National emissions in fiscal 2020 totaled 1.15 billion tons of carbon dioxide equivalent, down 5.1 percent from fiscal 2019 for the seventh straight yearly decline and the lowest figure since comparable data became available in fiscal 1990, the Environment Ministry said.
The ministry cited lower energy consumption caused by reduced production by manufacturers and a decrease in passenger and freight traffic amid the pandemic as factors contributing to the emissions cut.
"Now is the time for further accelerating the introduction of renewables and a thorough implementation of energy conservation measures in light of the situation in Ukraine and the current (energy) environment," Environment Minister Tsuyoshi Yamaguchi said at a press conference.
Russia's invasion of its neighbor Ukraine, launched in late February, has exposed risks for resource-poor Japan's dependence on energy imports from Moscow.

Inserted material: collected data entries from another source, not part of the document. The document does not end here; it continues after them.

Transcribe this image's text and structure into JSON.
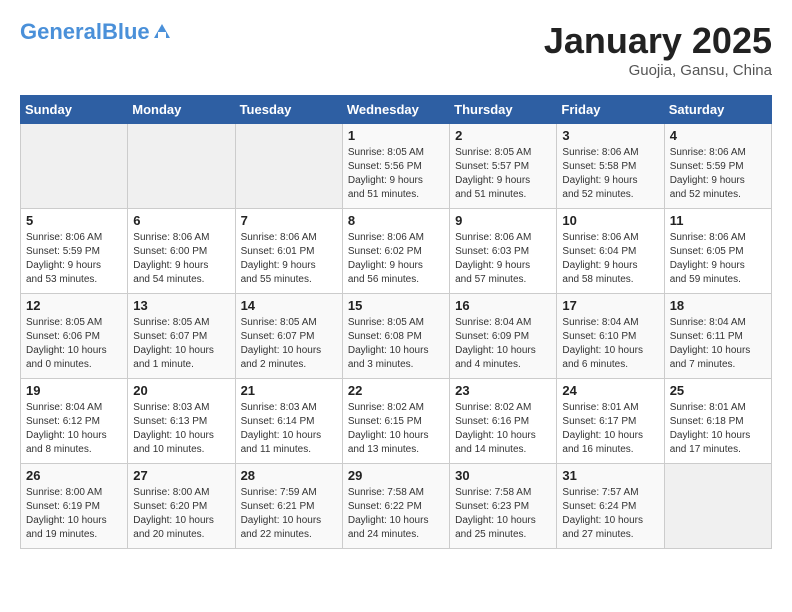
{
  "header": {
    "logo_line1": "General",
    "logo_line2": "Blue",
    "month": "January 2025",
    "location": "Guojia, Gansu, China"
  },
  "days_of_week": [
    "Sunday",
    "Monday",
    "Tuesday",
    "Wednesday",
    "Thursday",
    "Friday",
    "Saturday"
  ],
  "weeks": [
    [
      {
        "day": "",
        "info": ""
      },
      {
        "day": "",
        "info": ""
      },
      {
        "day": "",
        "info": ""
      },
      {
        "day": "1",
        "info": "Sunrise: 8:05 AM\nSunset: 5:56 PM\nDaylight: 9 hours\nand 51 minutes."
      },
      {
        "day": "2",
        "info": "Sunrise: 8:05 AM\nSunset: 5:57 PM\nDaylight: 9 hours\nand 51 minutes."
      },
      {
        "day": "3",
        "info": "Sunrise: 8:06 AM\nSunset: 5:58 PM\nDaylight: 9 hours\nand 52 minutes."
      },
      {
        "day": "4",
        "info": "Sunrise: 8:06 AM\nSunset: 5:59 PM\nDaylight: 9 hours\nand 52 minutes."
      }
    ],
    [
      {
        "day": "5",
        "info": "Sunrise: 8:06 AM\nSunset: 5:59 PM\nDaylight: 9 hours\nand 53 minutes."
      },
      {
        "day": "6",
        "info": "Sunrise: 8:06 AM\nSunset: 6:00 PM\nDaylight: 9 hours\nand 54 minutes."
      },
      {
        "day": "7",
        "info": "Sunrise: 8:06 AM\nSunset: 6:01 PM\nDaylight: 9 hours\nand 55 minutes."
      },
      {
        "day": "8",
        "info": "Sunrise: 8:06 AM\nSunset: 6:02 PM\nDaylight: 9 hours\nand 56 minutes."
      },
      {
        "day": "9",
        "info": "Sunrise: 8:06 AM\nSunset: 6:03 PM\nDaylight: 9 hours\nand 57 minutes."
      },
      {
        "day": "10",
        "info": "Sunrise: 8:06 AM\nSunset: 6:04 PM\nDaylight: 9 hours\nand 58 minutes."
      },
      {
        "day": "11",
        "info": "Sunrise: 8:06 AM\nSunset: 6:05 PM\nDaylight: 9 hours\nand 59 minutes."
      }
    ],
    [
      {
        "day": "12",
        "info": "Sunrise: 8:05 AM\nSunset: 6:06 PM\nDaylight: 10 hours\nand 0 minutes."
      },
      {
        "day": "13",
        "info": "Sunrise: 8:05 AM\nSunset: 6:07 PM\nDaylight: 10 hours\nand 1 minute."
      },
      {
        "day": "14",
        "info": "Sunrise: 8:05 AM\nSunset: 6:07 PM\nDaylight: 10 hours\nand 2 minutes."
      },
      {
        "day": "15",
        "info": "Sunrise: 8:05 AM\nSunset: 6:08 PM\nDaylight: 10 hours\nand 3 minutes."
      },
      {
        "day": "16",
        "info": "Sunrise: 8:04 AM\nSunset: 6:09 PM\nDaylight: 10 hours\nand 4 minutes."
      },
      {
        "day": "17",
        "info": "Sunrise: 8:04 AM\nSunset: 6:10 PM\nDaylight: 10 hours\nand 6 minutes."
      },
      {
        "day": "18",
        "info": "Sunrise: 8:04 AM\nSunset: 6:11 PM\nDaylight: 10 hours\nand 7 minutes."
      }
    ],
    [
      {
        "day": "19",
        "info": "Sunrise: 8:04 AM\nSunset: 6:12 PM\nDaylight: 10 hours\nand 8 minutes."
      },
      {
        "day": "20",
        "info": "Sunrise: 8:03 AM\nSunset: 6:13 PM\nDaylight: 10 hours\nand 10 minutes."
      },
      {
        "day": "21",
        "info": "Sunrise: 8:03 AM\nSunset: 6:14 PM\nDaylight: 10 hours\nand 11 minutes."
      },
      {
        "day": "22",
        "info": "Sunrise: 8:02 AM\nSunset: 6:15 PM\nDaylight: 10 hours\nand 13 minutes."
      },
      {
        "day": "23",
        "info": "Sunrise: 8:02 AM\nSunset: 6:16 PM\nDaylight: 10 hours\nand 14 minutes."
      },
      {
        "day": "24",
        "info": "Sunrise: 8:01 AM\nSunset: 6:17 PM\nDaylight: 10 hours\nand 16 minutes."
      },
      {
        "day": "25",
        "info": "Sunrise: 8:01 AM\nSunset: 6:18 PM\nDaylight: 10 hours\nand 17 minutes."
      }
    ],
    [
      {
        "day": "26",
        "info": "Sunrise: 8:00 AM\nSunset: 6:19 PM\nDaylight: 10 hours\nand 19 minutes."
      },
      {
        "day": "27",
        "info": "Sunrise: 8:00 AM\nSunset: 6:20 PM\nDaylight: 10 hours\nand 20 minutes."
      },
      {
        "day": "28",
        "info": "Sunrise: 7:59 AM\nSunset: 6:21 PM\nDaylight: 10 hours\nand 22 minutes."
      },
      {
        "day": "29",
        "info": "Sunrise: 7:58 AM\nSunset: 6:22 PM\nDaylight: 10 hours\nand 24 minutes."
      },
      {
        "day": "30",
        "info": "Sunrise: 7:58 AM\nSunset: 6:23 PM\nDaylight: 10 hours\nand 25 minutes."
      },
      {
        "day": "31",
        "info": "Sunrise: 7:57 AM\nSunset: 6:24 PM\nDaylight: 10 hours\nand 27 minutes."
      },
      {
        "day": "",
        "info": ""
      }
    ]
  ]
}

Emissions in the year through March 2021 marked an 18.4 percent drop compared with the fiscal 2013 level, which Japan uses as a base year in pursuing a 46 percent cut by fiscal 2030, mainly due to improved energy conservation and resumption of nuclear power plant operations.

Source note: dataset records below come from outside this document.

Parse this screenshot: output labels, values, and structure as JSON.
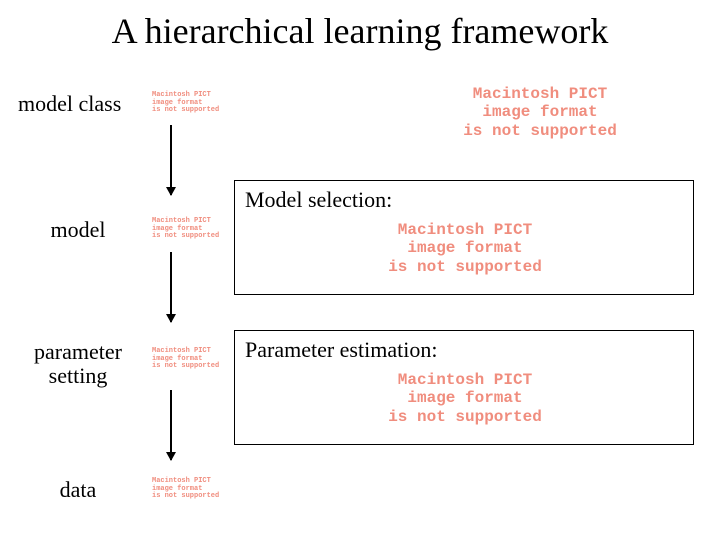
{
  "title": "A hierarchical learning framework",
  "levels": {
    "model_class": "model class",
    "model": "model",
    "parameter_setting_line1": "parameter",
    "parameter_setting_line2": "setting",
    "data": "data"
  },
  "boxes": {
    "model_selection": "Model selection:",
    "parameter_estimation": "Parameter estimation:"
  },
  "placeholder": {
    "line1": "Macintosh PICT",
    "line2": "image format",
    "line3": "is not supported"
  }
}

Japan had previously sought a 26 percent reduction compared with the base year.
By gas types, emissions of CO2 decreased to 1.04 billion tons, down 5.8 percent from the previous year, while those of hydrofluorocarbons, which substitute ozone-depleting substances as refrigerants, continued on a rising trend, climbing 4.0 percent.

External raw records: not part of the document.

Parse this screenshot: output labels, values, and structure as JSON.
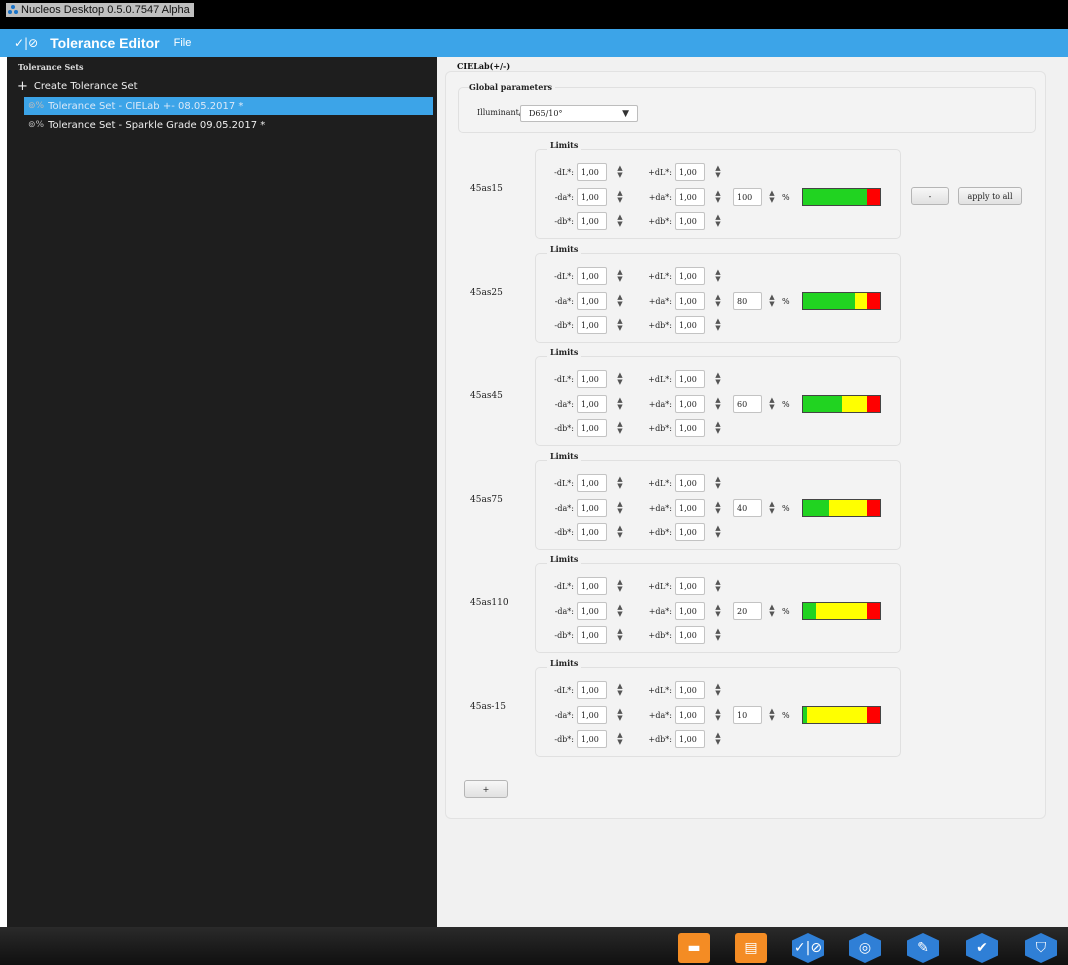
{
  "window": {
    "title": "Nucleos Desktop  0.5.0.7547 Alpha"
  },
  "menubar": {
    "logo": "✓|⊘",
    "app_title": "Tolerance Editor",
    "file_menu": "File"
  },
  "sidebar": {
    "header": "Tolerance Sets",
    "create_label": "Create Tolerance Set",
    "items": [
      {
        "label": "Tolerance Set - CIELab +- 08.05.2017 *",
        "selected": true
      },
      {
        "label": "Tolerance Set - Sparkle Grade 09.05.2017 *",
        "selected": false
      }
    ]
  },
  "main": {
    "title": "CIELab(+/-)",
    "global_title": "Global parameters",
    "illuminant_label": "Illuminant/Observer:",
    "illuminant_value": "D65/10°",
    "limits_title": "Limits",
    "labels": {
      "mdl": "-dL*:",
      "pdl": "+dL*:",
      "mda": "-da*:",
      "pda": "+da*:",
      "mdb": "-db*:",
      "pdb": "+db*:",
      "pct": "%"
    },
    "groups": [
      {
        "name": "45as15",
        "mdl": "1,00",
        "pdl": "1,00",
        "mda": "1,00",
        "pda": "1,00",
        "mdb": "1,00",
        "pdb": "1,00",
        "percent": "100",
        "bar": {
          "green": 0.83,
          "yellow": 0.0,
          "red": 0.17
        }
      },
      {
        "name": "45as25",
        "mdl": "1,00",
        "pdl": "1,00",
        "mda": "1,00",
        "pda": "1,00",
        "mdb": "1,00",
        "pdb": "1,00",
        "percent": "80",
        "bar": {
          "green": 0.68,
          "yellow": 0.15,
          "red": 0.17
        }
      },
      {
        "name": "45as45",
        "mdl": "1,00",
        "pdl": "1,00",
        "mda": "1,00",
        "pda": "1,00",
        "mdb": "1,00",
        "pdb": "1,00",
        "percent": "60",
        "bar": {
          "green": 0.51,
          "yellow": 0.32,
          "red": 0.17
        }
      },
      {
        "name": "45as75",
        "mdl": "1,00",
        "pdl": "1,00",
        "mda": "1,00",
        "pda": "1,00",
        "mdb": "1,00",
        "pdb": "1,00",
        "percent": "40",
        "bar": {
          "green": 0.34,
          "yellow": 0.49,
          "red": 0.17
        }
      },
      {
        "name": "45as110",
        "mdl": "1,00",
        "pdl": "1,00",
        "mda": "1,00",
        "pda": "1,00",
        "mdb": "1,00",
        "pdb": "1,00",
        "percent": "20",
        "bar": {
          "green": 0.17,
          "yellow": 0.66,
          "red": 0.17
        }
      },
      {
        "name": "45as-15",
        "mdl": "1,00",
        "pdl": "1,00",
        "mda": "1,00",
        "pda": "1,00",
        "mdb": "1,00",
        "pdb": "1,00",
        "percent": "10",
        "bar": {
          "green": 0.06,
          "yellow": 0.77,
          "red": 0.17
        }
      }
    ],
    "minus_button": "-",
    "apply_all_button": "apply to all",
    "add_button": "+"
  },
  "colors": {
    "accent": "#3ca4e8",
    "sidebar_bg": "#1e1e1e",
    "green": "#21d321",
    "yellow": "#ffff00",
    "red": "#ff0000",
    "taskbar_orange": "#f48c24",
    "taskbar_blue": "#2f7fd6"
  },
  "taskbar": {
    "icons": [
      {
        "name": "folder-icon",
        "glyph": "▬",
        "style": "orange"
      },
      {
        "name": "clipboard-icon",
        "glyph": "▤",
        "style": "orange"
      },
      {
        "name": "tolerance-editor-icon",
        "glyph": "✓|⊘",
        "style": "blue"
      },
      {
        "name": "measure-target-icon",
        "glyph": "◎",
        "style": "blue"
      },
      {
        "name": "instrument-icon",
        "glyph": "✎",
        "style": "blue"
      },
      {
        "name": "check-icon",
        "glyph": "✔",
        "style": "blue"
      },
      {
        "name": "shield-check-icon",
        "glyph": "⛉",
        "style": "blue"
      }
    ]
  }
}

The industry sector reduced energy-related CO2 emissions by 8.1 percent from the previous year, while such emissions fell 10.2 percent in the transport sector.
Households saw emissions increase by 4.5 percent, likely as people spent more time at home during the pandemic.
The energy conversion sector, which includes power plants and oil refineries, cut emissions by 8.4 percent from the previous year, as emissions from the manufacturing of oil products decreased.
Removal of greenhouse gases by forests and other "carbon sink" measures has continued a declining trend of late, standing at 44.5 million tons of CO2 equivalent in fiscal 2020. The government plans to replace old trees, which are less efficient at absorbing carbon, with younger ones.
When gases absorbed by forests and other carbon sink measures are subtracted from the total emissions, the figure amounted to 1.11 billion tons of CO2 equivalent, a 21.5 percent decline from the fiscal 2013 level, according to the ministry.
Yamaguchi said he plans to submit the figures to the secretariat of the U.N. Framework Convention on Climate Change on Friday as the country's greenhouse gas inventory.
Along with the United States and other countries, Japan aims to become carbon neutral -- an economy with net zero greenhouse gas emissions -- by 2050.